Unlauteres Vorgehen bei Bluttest? - Uniklinik stellt Strafanzeige

Jetzt beschäftigt sich auch die Justiz mit einem möglichen Bluttest
zur Krebsfrüherkennung an der Uniklinik Heidelberg. Zudem soll intern
und extern untersucht werden, was falsch gelaufen ist.

Heidelberg (dpa/lsw) - Das Universitätsklinikum Heidelberg hat bei
der Staatsanwaltschaft wegen der Vorgänge um einen möglichen Bluttest
für Brustkrebs Strafanzeige gegen unbekannt gestellt. Es gebe
Anzeichen eines unlauteren Vorgehens bei der Entwicklung und
Ankündigung eines potenziellen Bluttests zur Brustkrebsdiagnostik,
hieß es am Freitag in einer Mitteilung der Universität. Die
Staatsanwaltschaft Heidelberg habe Vorermittlungen aufgenommen, sagte
deren Sprecher Tim Haaf. Ab kommender Woche sollen Beschäftigte der
Uniklinik befragt werden. Es soll geprüft werden, welcher Sachverhalt
möglicherweise strafbar und wer dafür verantwortlich zu machen sei.
Danach könnte ein förmliches Ermittlungsverfahren eingeleitet werden.

Im Zentrum des Wirbels um den Bluttest steht der Chef der
Frauenklinik Christof Sohn. Er hatte den Test am 21. Februar der
Fachwelt und Öffentlichkeit als bald marktreifen «Meilenstein» der
Brustkrebsfrüherkennung vorgestellt und war deshalb massiv in die
Kritik geraten.

Sein Vorpreschen trotz fehlender Publikation in einer Fachzeitschrift
und hoher Fehlerquoten des Tests schüre unbegründete Erwartungen bei

Frauen, hieß es. Besonders empörte die Fachwelt eine PR-Kampagne, bei
der Sohn sich in der «Bild-Zeitung» für seine «Weltsensation» fei
ern
ließ. Nun wird sogar hinterfragt, ob er überhaupt der Erfinder des
Tests ist und nicht vom Bundeswirtschaftsministerium geförderte junge
Forscher. Der Gynäkologe ist an der Ausgründung der Klinik zur
Vermarktung des Tests, der Firma Heiscreen, beteiligt.

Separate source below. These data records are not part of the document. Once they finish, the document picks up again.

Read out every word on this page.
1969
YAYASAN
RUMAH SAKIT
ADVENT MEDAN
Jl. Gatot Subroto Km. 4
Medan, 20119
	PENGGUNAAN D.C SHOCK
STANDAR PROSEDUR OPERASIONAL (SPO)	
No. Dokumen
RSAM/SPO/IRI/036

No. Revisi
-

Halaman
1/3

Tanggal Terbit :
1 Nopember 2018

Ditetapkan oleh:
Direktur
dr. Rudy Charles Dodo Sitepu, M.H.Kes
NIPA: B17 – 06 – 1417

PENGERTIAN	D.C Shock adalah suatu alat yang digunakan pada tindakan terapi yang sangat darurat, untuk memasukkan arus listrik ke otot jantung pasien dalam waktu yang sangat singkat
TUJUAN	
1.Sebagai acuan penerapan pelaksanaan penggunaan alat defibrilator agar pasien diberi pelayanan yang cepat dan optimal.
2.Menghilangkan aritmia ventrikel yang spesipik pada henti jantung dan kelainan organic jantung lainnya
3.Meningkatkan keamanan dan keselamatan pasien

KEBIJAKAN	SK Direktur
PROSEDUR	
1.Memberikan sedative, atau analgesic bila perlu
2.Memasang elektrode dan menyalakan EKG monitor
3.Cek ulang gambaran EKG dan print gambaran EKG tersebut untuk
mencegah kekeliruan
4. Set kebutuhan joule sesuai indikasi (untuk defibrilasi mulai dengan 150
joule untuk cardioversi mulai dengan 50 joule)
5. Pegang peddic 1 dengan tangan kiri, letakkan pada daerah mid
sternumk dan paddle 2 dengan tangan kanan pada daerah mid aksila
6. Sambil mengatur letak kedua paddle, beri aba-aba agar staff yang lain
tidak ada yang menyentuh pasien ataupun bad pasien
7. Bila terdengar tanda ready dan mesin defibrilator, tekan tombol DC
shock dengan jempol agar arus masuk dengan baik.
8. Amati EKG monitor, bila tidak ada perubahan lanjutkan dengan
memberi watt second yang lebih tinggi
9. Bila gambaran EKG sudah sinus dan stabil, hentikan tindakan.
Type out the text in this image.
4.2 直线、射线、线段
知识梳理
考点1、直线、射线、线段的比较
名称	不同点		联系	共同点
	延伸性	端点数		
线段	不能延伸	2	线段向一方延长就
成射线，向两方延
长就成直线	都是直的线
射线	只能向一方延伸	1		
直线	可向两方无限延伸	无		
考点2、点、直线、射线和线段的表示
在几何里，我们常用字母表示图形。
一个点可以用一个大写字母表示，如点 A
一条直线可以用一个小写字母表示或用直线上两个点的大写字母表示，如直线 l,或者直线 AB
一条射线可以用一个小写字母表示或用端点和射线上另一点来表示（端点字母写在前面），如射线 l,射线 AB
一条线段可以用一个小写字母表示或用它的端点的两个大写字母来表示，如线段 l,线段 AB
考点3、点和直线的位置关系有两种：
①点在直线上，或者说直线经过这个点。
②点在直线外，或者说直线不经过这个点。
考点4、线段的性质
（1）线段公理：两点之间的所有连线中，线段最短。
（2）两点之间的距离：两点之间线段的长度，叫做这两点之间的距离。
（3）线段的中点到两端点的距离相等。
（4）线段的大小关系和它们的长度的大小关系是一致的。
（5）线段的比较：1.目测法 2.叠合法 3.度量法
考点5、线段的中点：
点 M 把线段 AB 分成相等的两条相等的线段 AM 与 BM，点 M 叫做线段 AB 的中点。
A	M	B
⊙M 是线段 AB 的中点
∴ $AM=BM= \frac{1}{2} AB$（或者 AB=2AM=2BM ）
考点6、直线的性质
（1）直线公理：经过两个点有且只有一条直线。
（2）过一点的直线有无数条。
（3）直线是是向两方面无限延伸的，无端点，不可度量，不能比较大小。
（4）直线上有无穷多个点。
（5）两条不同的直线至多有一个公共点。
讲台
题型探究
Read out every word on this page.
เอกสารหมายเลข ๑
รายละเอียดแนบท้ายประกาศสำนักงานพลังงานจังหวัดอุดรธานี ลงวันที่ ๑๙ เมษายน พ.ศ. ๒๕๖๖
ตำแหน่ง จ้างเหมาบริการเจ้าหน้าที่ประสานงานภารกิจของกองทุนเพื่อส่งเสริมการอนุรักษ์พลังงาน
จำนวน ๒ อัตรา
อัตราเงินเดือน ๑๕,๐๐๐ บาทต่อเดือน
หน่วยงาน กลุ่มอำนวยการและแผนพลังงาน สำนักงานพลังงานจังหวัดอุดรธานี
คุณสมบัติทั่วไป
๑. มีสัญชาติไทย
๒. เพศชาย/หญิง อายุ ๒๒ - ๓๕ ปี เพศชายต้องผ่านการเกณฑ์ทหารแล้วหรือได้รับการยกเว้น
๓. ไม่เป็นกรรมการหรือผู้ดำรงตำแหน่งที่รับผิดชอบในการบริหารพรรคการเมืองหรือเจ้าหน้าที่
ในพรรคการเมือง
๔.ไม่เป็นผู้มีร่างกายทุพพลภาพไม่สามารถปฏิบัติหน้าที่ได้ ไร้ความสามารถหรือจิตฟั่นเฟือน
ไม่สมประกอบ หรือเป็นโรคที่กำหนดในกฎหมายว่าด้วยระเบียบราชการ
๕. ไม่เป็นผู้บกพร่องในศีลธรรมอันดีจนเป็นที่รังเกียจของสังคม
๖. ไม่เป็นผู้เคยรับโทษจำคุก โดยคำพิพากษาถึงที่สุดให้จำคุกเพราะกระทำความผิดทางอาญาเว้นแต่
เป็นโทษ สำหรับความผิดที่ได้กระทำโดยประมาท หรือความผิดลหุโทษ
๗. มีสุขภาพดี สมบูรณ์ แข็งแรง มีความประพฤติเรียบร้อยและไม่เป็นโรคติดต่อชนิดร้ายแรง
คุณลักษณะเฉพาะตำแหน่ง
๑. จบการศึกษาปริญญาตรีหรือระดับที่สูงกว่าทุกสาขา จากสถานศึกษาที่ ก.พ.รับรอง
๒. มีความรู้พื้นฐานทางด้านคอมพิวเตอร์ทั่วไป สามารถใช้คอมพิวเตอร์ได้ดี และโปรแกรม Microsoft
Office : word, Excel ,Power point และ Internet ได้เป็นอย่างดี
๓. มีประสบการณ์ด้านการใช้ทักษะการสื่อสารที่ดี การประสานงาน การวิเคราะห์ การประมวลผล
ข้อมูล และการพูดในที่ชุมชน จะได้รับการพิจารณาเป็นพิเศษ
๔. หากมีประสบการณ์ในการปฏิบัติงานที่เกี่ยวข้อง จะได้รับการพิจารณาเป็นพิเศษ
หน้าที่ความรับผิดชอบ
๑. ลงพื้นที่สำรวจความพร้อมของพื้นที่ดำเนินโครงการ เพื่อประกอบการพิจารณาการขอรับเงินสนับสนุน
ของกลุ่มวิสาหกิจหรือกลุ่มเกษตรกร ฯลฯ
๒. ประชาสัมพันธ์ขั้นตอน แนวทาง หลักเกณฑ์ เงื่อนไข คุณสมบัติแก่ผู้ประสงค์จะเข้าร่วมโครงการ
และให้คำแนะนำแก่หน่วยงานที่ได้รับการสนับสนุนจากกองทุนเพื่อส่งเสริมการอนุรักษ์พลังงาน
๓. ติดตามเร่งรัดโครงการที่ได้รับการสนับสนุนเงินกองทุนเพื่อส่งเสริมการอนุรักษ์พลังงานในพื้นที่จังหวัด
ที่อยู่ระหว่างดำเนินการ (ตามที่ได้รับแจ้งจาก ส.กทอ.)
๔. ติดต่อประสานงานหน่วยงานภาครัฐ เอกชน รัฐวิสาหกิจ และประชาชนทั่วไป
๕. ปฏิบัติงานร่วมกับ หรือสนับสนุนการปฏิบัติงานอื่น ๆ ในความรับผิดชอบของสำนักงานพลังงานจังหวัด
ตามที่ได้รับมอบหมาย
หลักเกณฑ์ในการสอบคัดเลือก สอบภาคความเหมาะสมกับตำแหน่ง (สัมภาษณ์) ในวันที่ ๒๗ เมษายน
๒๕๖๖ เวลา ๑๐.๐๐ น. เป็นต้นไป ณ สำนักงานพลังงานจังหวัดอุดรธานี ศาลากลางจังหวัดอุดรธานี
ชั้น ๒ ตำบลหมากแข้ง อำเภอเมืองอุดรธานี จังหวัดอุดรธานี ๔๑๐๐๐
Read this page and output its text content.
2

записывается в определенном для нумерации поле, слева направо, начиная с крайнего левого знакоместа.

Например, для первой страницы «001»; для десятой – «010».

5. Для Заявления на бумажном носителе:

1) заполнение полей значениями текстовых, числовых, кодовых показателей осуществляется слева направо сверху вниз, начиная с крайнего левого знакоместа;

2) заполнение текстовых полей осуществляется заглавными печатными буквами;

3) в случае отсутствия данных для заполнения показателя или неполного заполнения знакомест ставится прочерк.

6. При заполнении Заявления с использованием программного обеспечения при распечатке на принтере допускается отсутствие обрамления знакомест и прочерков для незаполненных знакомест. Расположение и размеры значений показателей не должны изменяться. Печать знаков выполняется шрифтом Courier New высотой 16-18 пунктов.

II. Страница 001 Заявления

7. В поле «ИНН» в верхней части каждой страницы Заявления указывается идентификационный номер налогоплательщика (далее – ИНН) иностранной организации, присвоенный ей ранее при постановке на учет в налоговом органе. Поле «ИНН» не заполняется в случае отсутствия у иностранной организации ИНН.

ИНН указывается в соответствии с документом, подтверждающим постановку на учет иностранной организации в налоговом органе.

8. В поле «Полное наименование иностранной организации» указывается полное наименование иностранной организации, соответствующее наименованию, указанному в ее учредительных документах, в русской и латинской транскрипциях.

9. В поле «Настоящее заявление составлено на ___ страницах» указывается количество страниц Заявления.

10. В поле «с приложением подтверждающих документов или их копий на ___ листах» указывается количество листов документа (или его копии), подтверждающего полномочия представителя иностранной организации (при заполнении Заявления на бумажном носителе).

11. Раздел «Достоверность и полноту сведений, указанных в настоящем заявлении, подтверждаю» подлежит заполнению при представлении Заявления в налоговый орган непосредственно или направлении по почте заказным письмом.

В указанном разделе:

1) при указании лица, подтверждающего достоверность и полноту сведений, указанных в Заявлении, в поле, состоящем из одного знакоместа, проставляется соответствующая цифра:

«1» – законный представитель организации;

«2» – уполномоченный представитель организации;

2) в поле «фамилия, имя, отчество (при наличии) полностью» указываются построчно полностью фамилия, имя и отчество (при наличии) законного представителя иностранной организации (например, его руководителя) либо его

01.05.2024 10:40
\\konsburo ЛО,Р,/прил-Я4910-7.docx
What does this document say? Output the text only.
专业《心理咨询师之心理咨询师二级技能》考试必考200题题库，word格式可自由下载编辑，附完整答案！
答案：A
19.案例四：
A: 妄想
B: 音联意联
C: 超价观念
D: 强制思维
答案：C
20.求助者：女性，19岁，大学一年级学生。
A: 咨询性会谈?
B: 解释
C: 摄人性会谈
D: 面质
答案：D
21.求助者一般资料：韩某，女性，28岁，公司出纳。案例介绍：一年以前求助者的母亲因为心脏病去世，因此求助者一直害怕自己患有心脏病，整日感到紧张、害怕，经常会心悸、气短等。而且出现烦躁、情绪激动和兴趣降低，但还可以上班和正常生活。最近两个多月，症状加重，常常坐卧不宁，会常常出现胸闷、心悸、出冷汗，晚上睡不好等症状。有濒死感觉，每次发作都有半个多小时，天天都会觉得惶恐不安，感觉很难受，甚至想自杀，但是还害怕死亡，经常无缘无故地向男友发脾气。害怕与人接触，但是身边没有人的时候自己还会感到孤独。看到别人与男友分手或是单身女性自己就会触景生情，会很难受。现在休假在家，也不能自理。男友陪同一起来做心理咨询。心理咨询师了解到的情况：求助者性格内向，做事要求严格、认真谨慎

Das Universitätsklinikum selbst ist nach eigenen Angaben mitten in
der Aufarbeitung des Geschehens. Eine interne wissenschaftliche
Arbeitsgruppe und die Innenrevision des Klinikums sind mit der
Analyse der Vorgänge beauftragt und berichten direkt an den Vorstand.
Eine externe neutrale Expertenkommission konstituiert sich unter
Leitung des Präsidenten der Leibniz-Gemeinschaft Matthias Kleiner. Er
wird die Spezialisten aus verschiedenen Fachgebieten auswählen, etwa
aus Medizin/Life-Sciences, Ethik, Recht und Wirtschaft. Das Klinikum
erhofft sich vor allem Empfehlungen zum Umgang mit der Verwertung
seiner Forschungsergebnisse. Die Kommission soll in wenigen Wochen
berichten.

Das Universitätsklinikum bedauerte erneut die Geschehnisse um den
Bluttest. Zugleich bekenne man sich zu der Aufgabe, die Erkenntnisse
aus der Forschung in die klinische Anwendung zu übertragen und dazu
auch Ausgründungen vorzunehmen. Damit werde sichergestellt, dass
Forschungsergebnisse schnell und effizient in eine praktische
Anwendung für den Patienten kommen. «Dies bedeutet aber auch eine
Erweiterung der traditionellen Aufgaben eines Universitätsklinikums»,
heißt es in der Mitteilung weiter. Die Arbeit der Kommission sei eine
Chance, seine diesbezüglichen Strukturen und Prozesse zu verbessern.